UBS is set to pay as much as $1.6 billion to settle regulators’ claims that it manipulated the London interbank offered rate, or Libor, according to a person familiar with the probes. The fine would be more than three times what London- based Barclays agreed to pay in June. About a dozen banks are under investigation for rigging the benchmark or equivalent borrowing rates in Europe and Japan.
Barclays’s 290 million-pound fine led to the resignation of CEO Robert Diamond after 16 years at the U.K.’s second-biggest bank by assets. The day after he resigned Diamond, 61, told Parliament’s Treasury Select Committee that “clearly there was behavior that was reprehensible.” It was an abrupt turnaround for a man who had declared, 18 months earlier, that the period of banks’ “remorse and apology” should end.

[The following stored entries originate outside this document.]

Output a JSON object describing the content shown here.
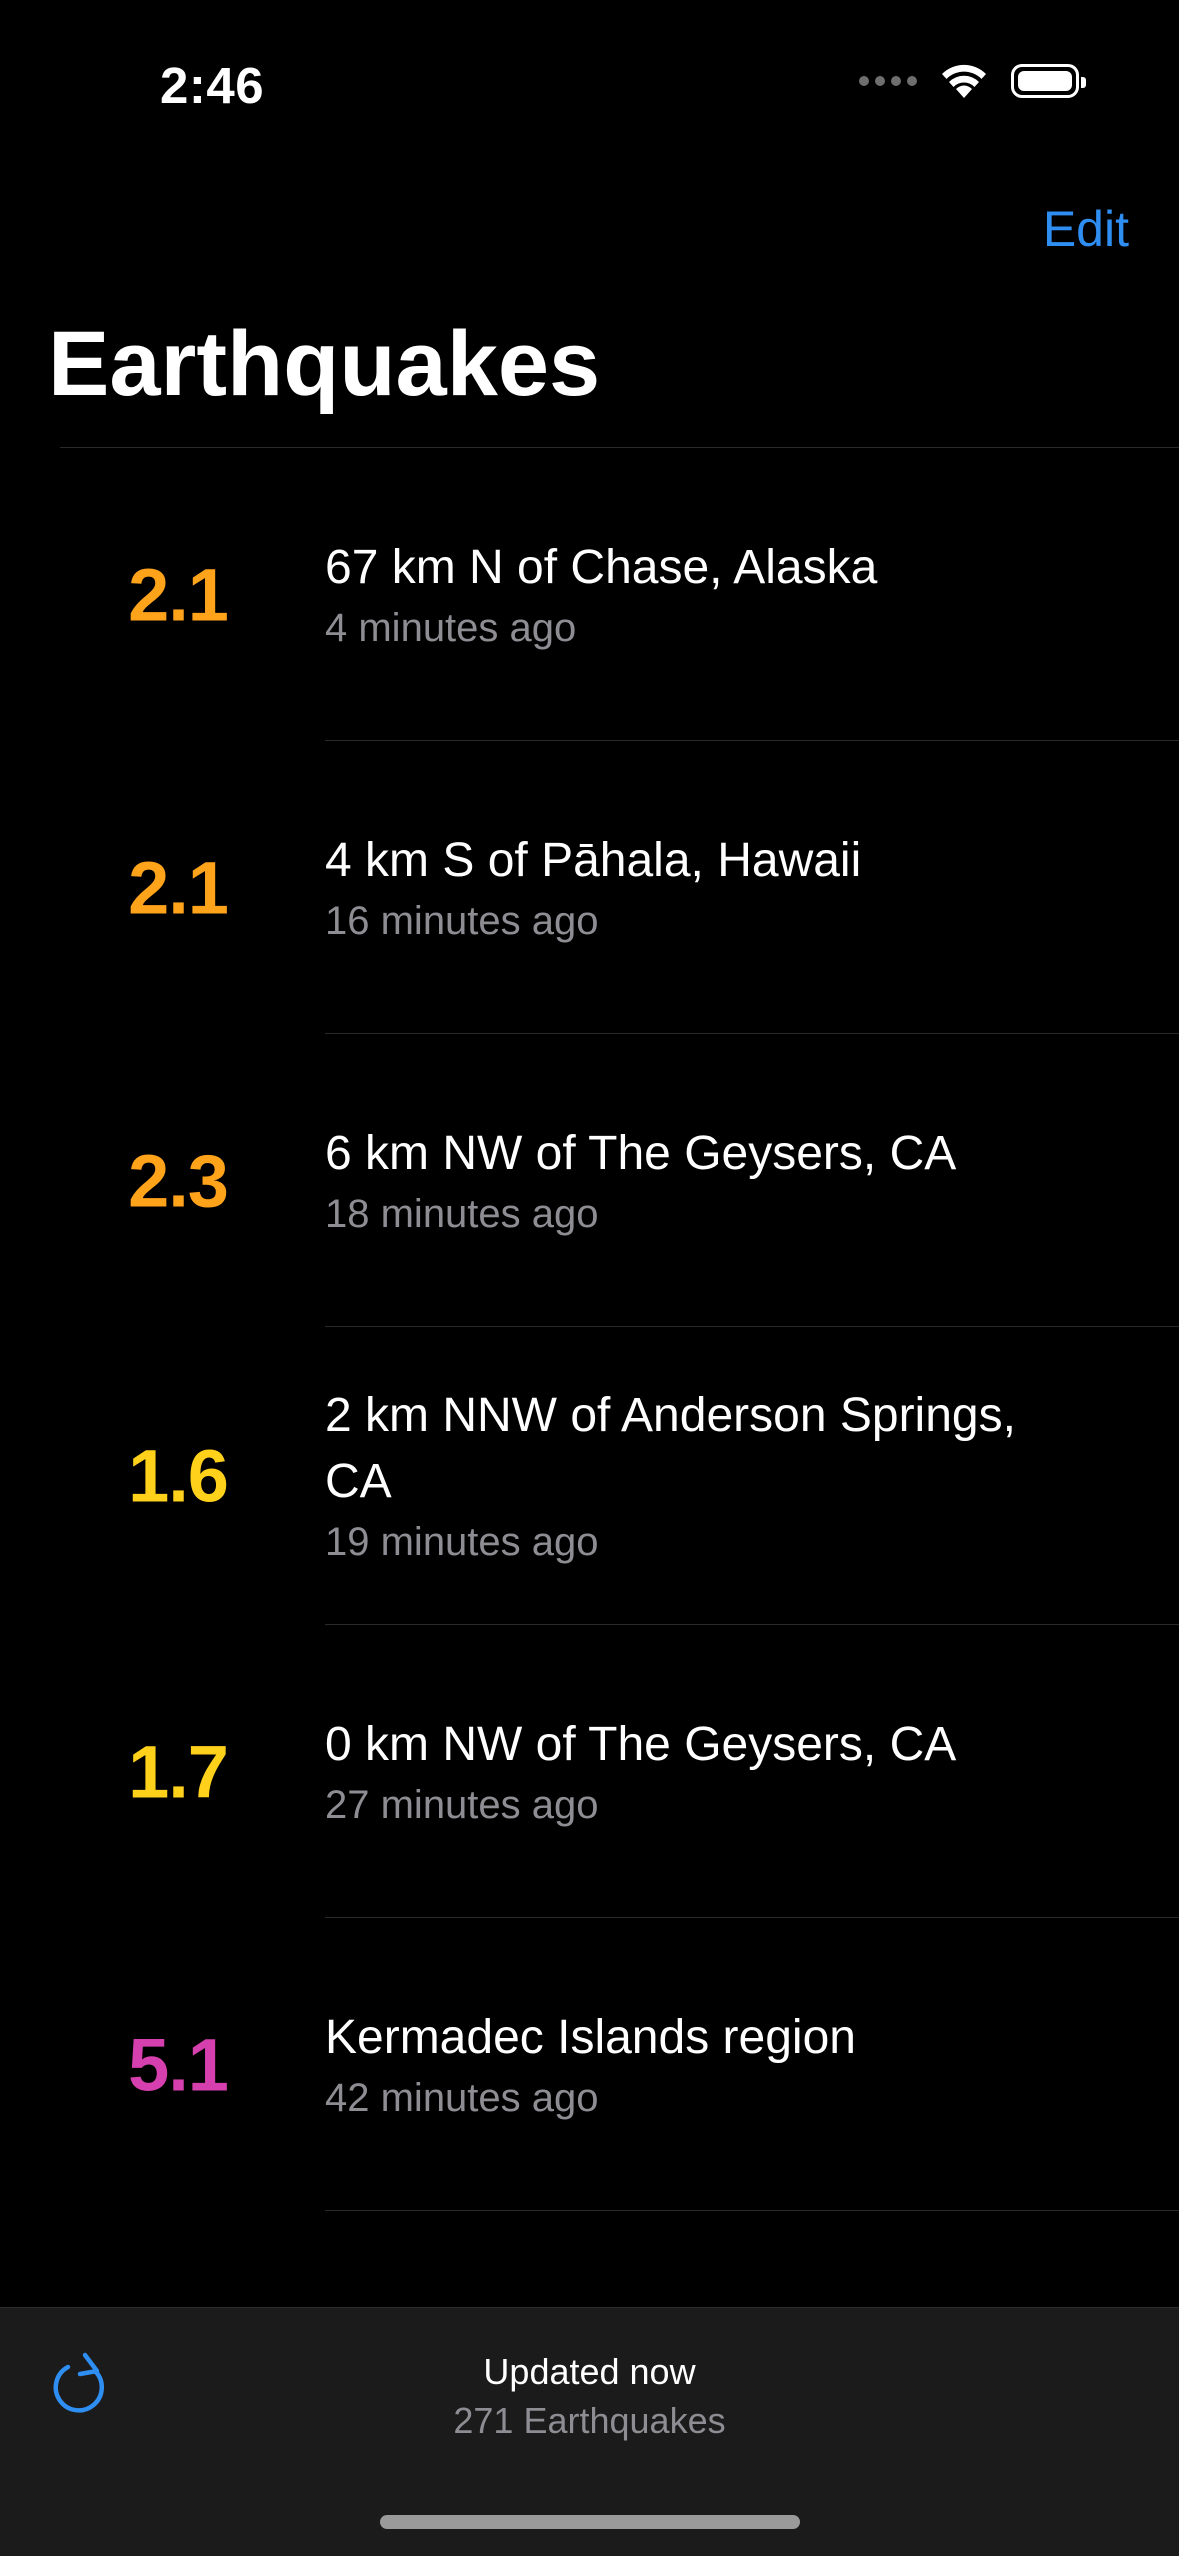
{
  "status_bar": {
    "time": "2:46"
  },
  "nav": {
    "edit_label": "Edit",
    "title": "Earthquakes"
  },
  "quakes": [
    {
      "magnitude": "2.1",
      "place": "67 km N of Chase, Alaska",
      "time": "4 minutes ago",
      "color": "#ffa31a"
    },
    {
      "magnitude": "2.1",
      "place": "4 km S of Pāhala, Hawaii",
      "time": "16 minutes ago",
      "color": "#ffa31a"
    },
    {
      "magnitude": "2.3",
      "place": "6 km NW of The Geysers, CA",
      "time": "18 minutes ago",
      "color": "#ffa31a"
    },
    {
      "magnitude": "1.6",
      "place": "2 km NNW of Anderson Springs, CA",
      "time": "19 minutes ago",
      "color": "#ffd11a"
    },
    {
      "magnitude": "1.7",
      "place": "0 km NW of The Geysers, CA",
      "time": "27 minutes ago",
      "color": "#ffd11a"
    },
    {
      "magnitude": "5.1",
      "place": "Kermadec Islands region",
      "time": "42 minutes ago",
      "color": "#d63fae"
    }
  ],
  "toolbar": {
    "refresh_icon": "arrow-clockwise-icon",
    "updated": "Updated now",
    "count": "271 Earthquakes"
  },
  "colors": {
    "accent": "#2f8ef2",
    "background": "#000000",
    "secondary_text": "#8d8d93"
  }
}
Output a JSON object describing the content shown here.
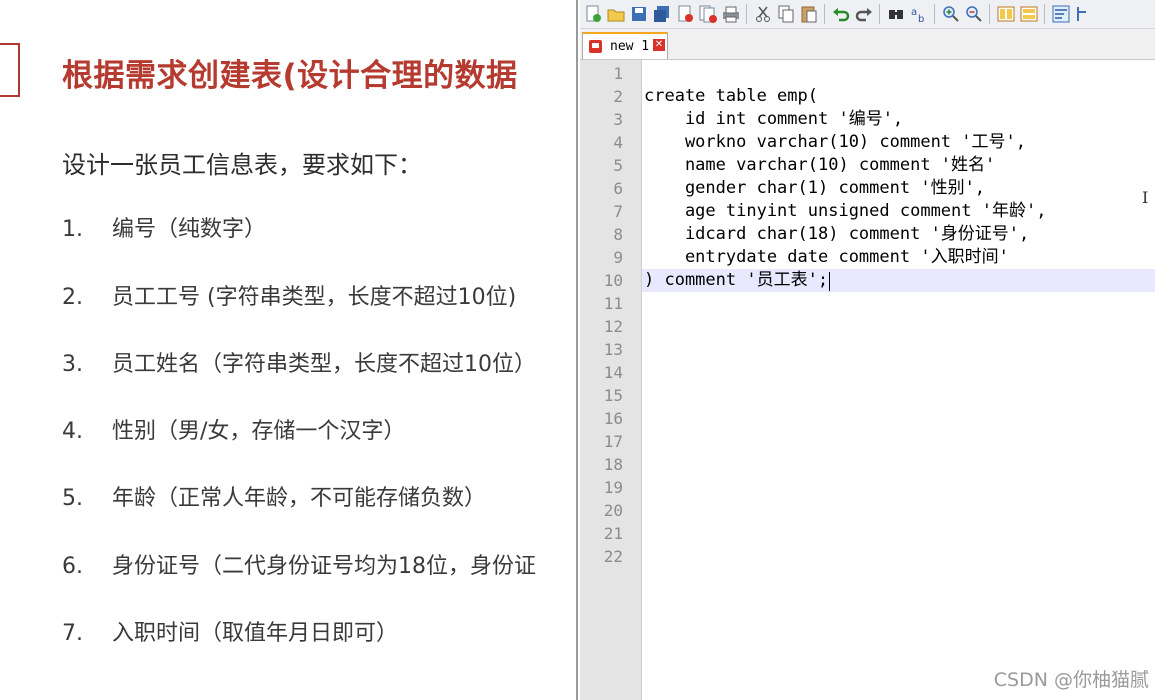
{
  "slide": {
    "title": "根据需求创建表(设计合理的数据",
    "subtitle": "设计一张员工信息表，要求如下：",
    "requirements": [
      {
        "num": "1.",
        "text": "编号（纯数字）"
      },
      {
        "num": "2.",
        "text": "员工工号 (字符串类型，长度不超过10位)"
      },
      {
        "num": "3.",
        "text": "员工姓名（字符串类型，长度不超过10位）"
      },
      {
        "num": "4.",
        "text": "性别（男/女，存储一个汉字）"
      },
      {
        "num": "5.",
        "text": "年龄（正常人年龄，不可能存储负数）"
      },
      {
        "num": "6.",
        "text": "身份证号（二代身份证号均为18位，身份证"
      },
      {
        "num": "7.",
        "text": "入职时间（取值年月日即可）"
      }
    ]
  },
  "editor": {
    "tab_label": "new 1",
    "tab_close": "✕",
    "line_numbers": [
      "1",
      "2",
      "3",
      "4",
      "5",
      "6",
      "7",
      "8",
      "9",
      "10",
      "11",
      "12",
      "13",
      "14",
      "15",
      "16",
      "17",
      "18",
      "19",
      "20",
      "21",
      "22"
    ],
    "code_lines": [
      "",
      "create table emp(",
      "    id int comment '编号',",
      "    workno varchar(10) comment '工号',",
      "    name varchar(10) comment '姓名'",
      "    gender char(1) comment '性别',",
      "    age tinyint unsigned comment '年龄',",
      "    idcard char(18) comment '身份证号',",
      "    entrydate date comment '入职时间'",
      ") comment '员工表';"
    ],
    "toolbar_icons": [
      "new-file-icon",
      "open-file-icon",
      "save-icon",
      "save-all-icon",
      "close-icon",
      "close-all-icon",
      "print-icon",
      "cut-icon",
      "copy-icon",
      "paste-icon",
      "undo-icon",
      "redo-icon",
      "find-icon",
      "replace-icon",
      "zoom-in-icon",
      "zoom-out-icon",
      "sync-vertical-icon",
      "sync-horizontal-icon",
      "word-wrap-icon",
      "indent-guide-icon"
    ]
  },
  "cursor_glyph": "I",
  "watermark": "CSDN @你柚猫腻",
  "colors": {
    "title_red": "#b53a2f",
    "tab_accent": "#f5a623",
    "current_line": "#e8e8ff",
    "gutter": "#e4e4e4"
  }
}
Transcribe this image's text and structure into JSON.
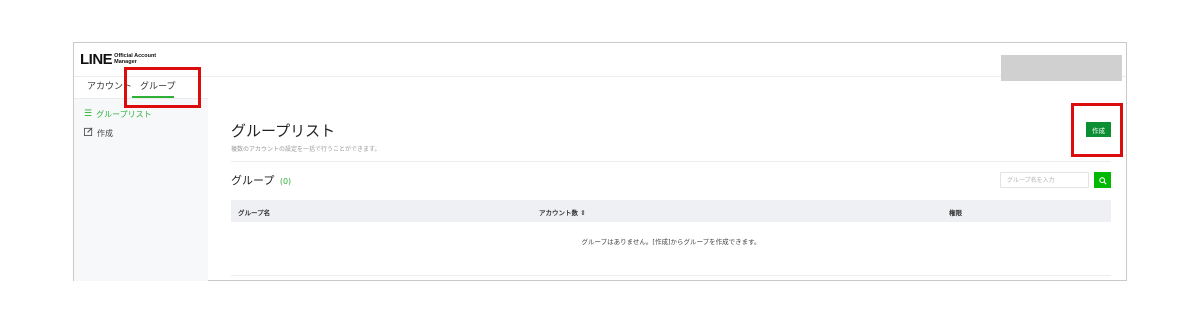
{
  "header": {
    "logo_main": "LINE",
    "logo_sub_1": "Official Account",
    "logo_sub_2": "Manager"
  },
  "tabs": [
    {
      "label": "アカウント"
    },
    {
      "label": "グループ",
      "active": true
    }
  ],
  "sidebar": {
    "items": [
      {
        "label": "グループリスト",
        "icon": "list-icon",
        "active": true
      },
      {
        "label": "作成",
        "icon": "edit-icon"
      }
    ]
  },
  "main": {
    "title": "グループリスト",
    "description": "複数のアカウントの設定を一括で行うことができます。",
    "create_label": "作成",
    "section_title": "グループ",
    "count": "(0)",
    "search": {
      "placeholder": "グループ名を入力",
      "value": ""
    },
    "table": {
      "columns": [
        "グループ名",
        "アカウント数 ⇕",
        "権限"
      ],
      "rows": [],
      "empty_message": "グループはありません。[作成]からグループを作成できます。"
    }
  },
  "colors": {
    "accent": "#2eb136",
    "create_button": "#0c8f32",
    "search_button": "#00b900",
    "annotation": "#dd0c0c"
  }
}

JPMorgan CEO Jamie Dimon apologized for a trading loss of at least $6.2 billion at his New York-based bank. As head of the biggest and most profitable U.S. lender, he also was the highest paid of his Wall Street peers, awarded $23 million in pay and bonuses for 2011. He was one of the most aggressive defenders of his industry against politicians and regulators, having publicly mocked U.S. Treasury Secretary Timothy F. Geithner, challenged Federal Reserve Chairman Ben S. Bernanke and faulted former Fed Chairman Paul Volcker.
“We have let a lot of people down, and we are sorry for it,” Dimon, 56, told the Senate Banking Committee on June 12 about the loss at a JPMorgan unit that the bank said was supposed to invest the firm’s own money and hedge its risk.
At least four senior executives have left the company or been reassigned since the loss was revealed in May.
Morgan Stanley CEO James Gorman, 54, said last month that scandals such as Adoboli’s trading loss have made it difficult to improve the industry’s reputation. He said employees should stop complaining about lower pay.
“There’s not a lot of sympathy,” Gorman said at a Nov. 29 Securities Industry and Financial Markets Association conference in New York. “The rest of society is going through at least as difficult a time from a much lower starting base.”